Welche Daten beim Training verwendet werden, hat einen grossen Effekt auf das Verhalten der Sprach-KI. Die Daten beeinflussen, wie die KI die Welt sieht: die Weltanschauung und die Vorurteile, die in den Daten stecken, stecken am Schluss auch in der KI.
Auch für die Wissenschaft wäre Transparenz bei den Trainingsdaten wichtig, nur so lässt sich evaluieren, was eine KI «auswendig gelernt» hat, und wann sie Dinge tatsächlich neu kombiniert hat.
Dazu kommt, dass die Daten zum Trainieren grosser KI-Modelle meist ohne Rücksicht auf ethische Bedenken aus dem Internet gesammelt wurden. Die «New York Times» klagt deswegen gegen OpenAI und Microsoft, weil Texte der Zeitung ohne deren Einwilligung und entgegen dem Copyright zum Trainieren von Sprach-KIs verwendet wurden. Noch bedenklicher ist der Bild-Datensatz, mit dem einer der beliebtesten KI-Bildgeneratoren Stable Diffusion trainiert wurde. Er beinhaltete sogar Bilder von sexuellem Kindesmissbrauch.
Man kann davon ausgehen, dass die Trainingsdaten hinter Metas neuster Sprach-KI ähnlich aussehen. Wer die Modelle also nutzt, um darauf eine firmeninterne KI aufzubauen, sollte sich dieser Mängel bewusst sein. Die Vorurteile und unethischen Quellen, die in Llama-3 stecken, stecken dann auch im neuen Produkt.
In Zukunft werden zwei KI-Märkte nebeneinander existieren
Leandro von Verra schätzt, dass offene und geschlossene KI koexistieren werden.
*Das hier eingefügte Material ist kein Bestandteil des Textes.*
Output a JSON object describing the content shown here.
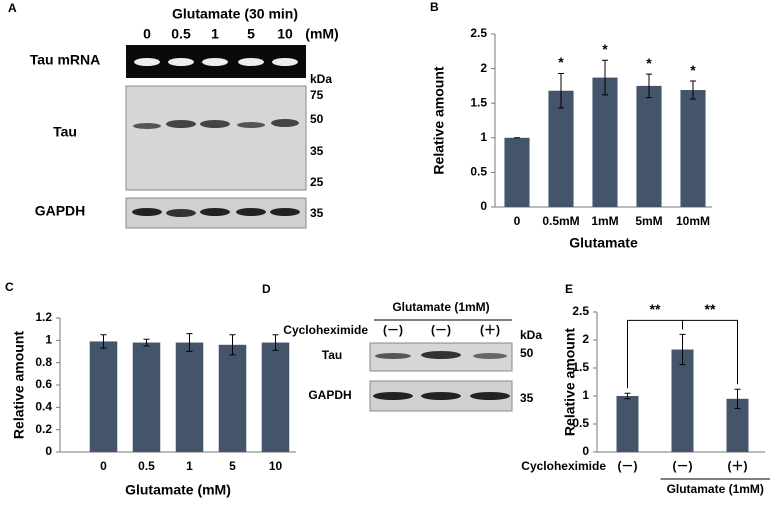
{
  "blot_a": {
    "panel": "A",
    "title": "Glutamate (30 min)",
    "lanes": [
      "0",
      "0.5",
      "1",
      "5",
      "10"
    ],
    "unit": "(mM)",
    "rows": [
      "Tau mRNA",
      "Tau",
      "GAPDH"
    ],
    "kda": "kDa",
    "markers": [
      "75",
      "50",
      "35",
      "25",
      "35"
    ]
  },
  "blot_d": {
    "panel": "D",
    "title": "Glutamate (1mM)",
    "treatment": "Cycloheximide",
    "lanes": [
      "(－)",
      "(－)",
      "(＋)"
    ],
    "kda": "kDa",
    "rows": [
      "Tau",
      "GAPDH"
    ],
    "markers": [
      "50",
      "35"
    ]
  },
  "chart_data": [
    {
      "type": "bar",
      "panel": "B",
      "categories": [
        "0",
        "0.5mM",
        "1mM",
        "5mM",
        "10mM"
      ],
      "values": [
        1,
        1.68,
        1.87,
        1.75,
        1.69
      ],
      "errors": [
        0,
        0.25,
        0.25,
        0.17,
        0.13
      ],
      "annotations": [
        null,
        "*",
        "*",
        "*",
        "*"
      ],
      "color": "#44546a",
      "ylim": [
        0,
        2.5
      ],
      "yticks": [
        0,
        0.5,
        1,
        1.5,
        2,
        2.5
      ],
      "xlabel": "Glutamate",
      "ylabel": "Relative amount"
    },
    {
      "type": "bar",
      "panel": "C",
      "categories": [
        "0",
        "0.5",
        "1",
        "5",
        "10"
      ],
      "values": [
        0.99,
        0.98,
        0.98,
        0.96,
        0.98
      ],
      "errors": [
        0.06,
        0.03,
        0.08,
        0.09,
        0.07
      ],
      "color": "#44546a",
      "ylim": [
        0,
        1.2
      ],
      "yticks": [
        0,
        0.2,
        0.4,
        0.6,
        0.8,
        1,
        1.2
      ],
      "xlabel": "Glutamate (mM)",
      "ylabel": "Relative amount"
    },
    {
      "type": "bar",
      "panel": "E",
      "categories": [
        "(－)",
        "(－)",
        "(＋)"
      ],
      "values": [
        1.0,
        1.83,
        0.95
      ],
      "errors": [
        0.05,
        0.27,
        0.17
      ],
      "significance": [
        "**",
        "**"
      ],
      "row_label": "Cycloheximide",
      "group_label": "Glutamate (1mM)",
      "color": "#44546a",
      "ylim": [
        0,
        2.5
      ],
      "yticks": [
        0,
        0.5,
        1,
        1.5,
        2,
        2.5
      ],
      "ylabel": "Relative amount"
    }
  ]
}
Wer den Prototypen eines KI-Produkts bauen will, für den sei ein rundes Produkt wie Chat-GPT immer noch attraktiv, weil es mit minimalem Aufwand einsetzbar ist.
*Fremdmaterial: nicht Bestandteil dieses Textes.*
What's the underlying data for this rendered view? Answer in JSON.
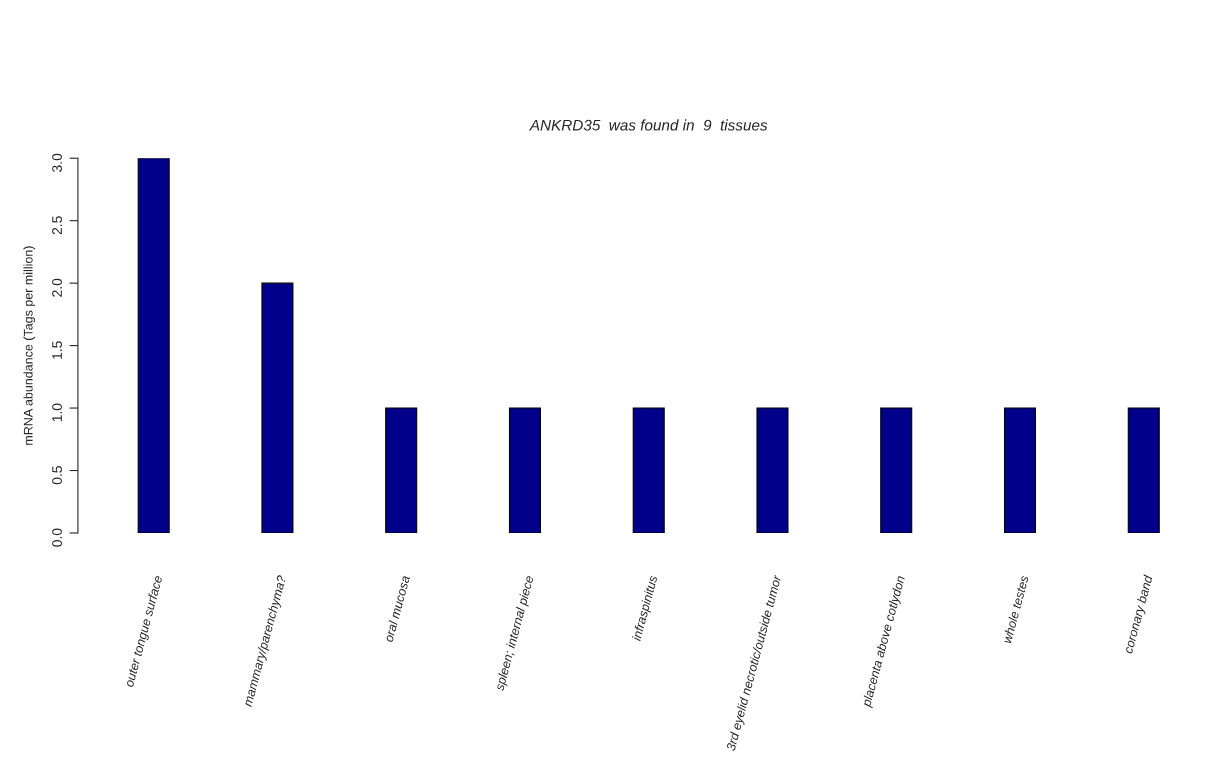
{
  "chart_data": {
    "type": "bar",
    "title": "ANKRD35  was found in  9  tissues",
    "ylabel": "mRNA abundance (Tags per million)",
    "categories": [
      "outer tongue surface",
      "mammary/parenchyma?",
      "oral mucosa",
      "spleen; internal piece",
      "infraspinitus",
      "3rd eyelid necrotic/outside tumor",
      "placenta above cotlydon",
      "whole testes",
      "coronary band"
    ],
    "values": [
      3,
      2,
      1,
      1,
      1,
      1,
      1,
      1,
      1
    ],
    "color": "#00008b",
    "ylim": [
      0,
      3
    ],
    "yticks": [
      {
        "value": 0,
        "label": "0.0"
      },
      {
        "value": 0.5,
        "label": "0.5"
      },
      {
        "value": 1,
        "label": "1.0"
      },
      {
        "value": 1.5,
        "label": "1.5"
      },
      {
        "value": 2,
        "label": "2.0"
      },
      {
        "value": 2.5,
        "label": "2.5"
      },
      {
        "value": 3,
        "label": "3.0"
      }
    ],
    "grid": false
  }
}
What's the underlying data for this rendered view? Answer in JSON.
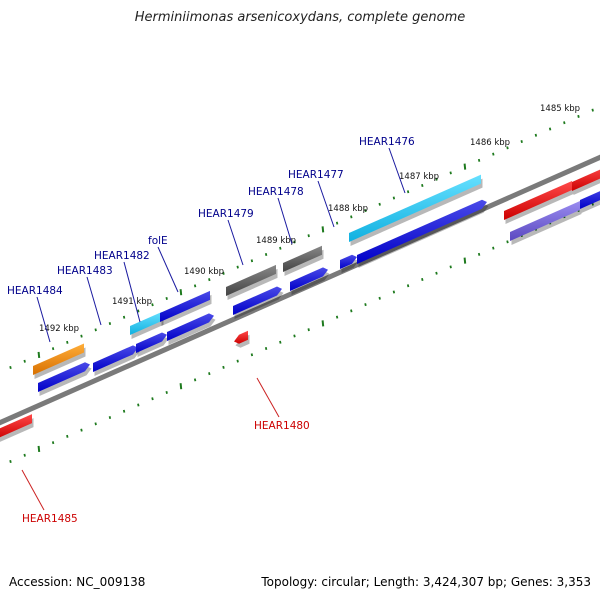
{
  "title": "Herminiimonas arsenicoxydans, complete genome",
  "footer": {
    "accession": "Accession: NC_009138",
    "summary": "Topology: circular; Length: 3,424,307 bp; Genes: 3,353"
  },
  "colors": {
    "backbone": "#808080",
    "tick": "#1e7a1e",
    "label_forward": "#00008b",
    "label_reverse": "#cc0000"
  },
  "kbp_labels": [
    "1485 kbp",
    "1486 kbp",
    "1487 kbp",
    "1488 kbp",
    "1489 kbp",
    "1490 kbp",
    "1491 kbp",
    "1492 kbp"
  ],
  "gene_labels_forward": [
    "HEAR1476",
    "HEAR1477",
    "HEAR1478",
    "HEAR1479",
    "folE",
    "HEAR1482",
    "HEAR1483",
    "HEAR1484"
  ],
  "gene_labels_reverse": [
    "HEAR1480",
    "HEAR1485"
  ]
}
Zugleich erwartet er, dass einige Firmen auf offene KI aufbauen werden, und diese mit eigenen Daten optimieren: «KI-Modelle die so entstehen, schlagen auch die allerbesten geschlossenen Modelle.» Dieses Anpassen, fachsprachlich Fine-Tuning genannt, braucht allerdings viel Fachwissen und Ressourcen. Jene zu beliefern, denen das zu mühsam ist, wird wohl das Geschäft von OpenAI, Google und Co. bleiben.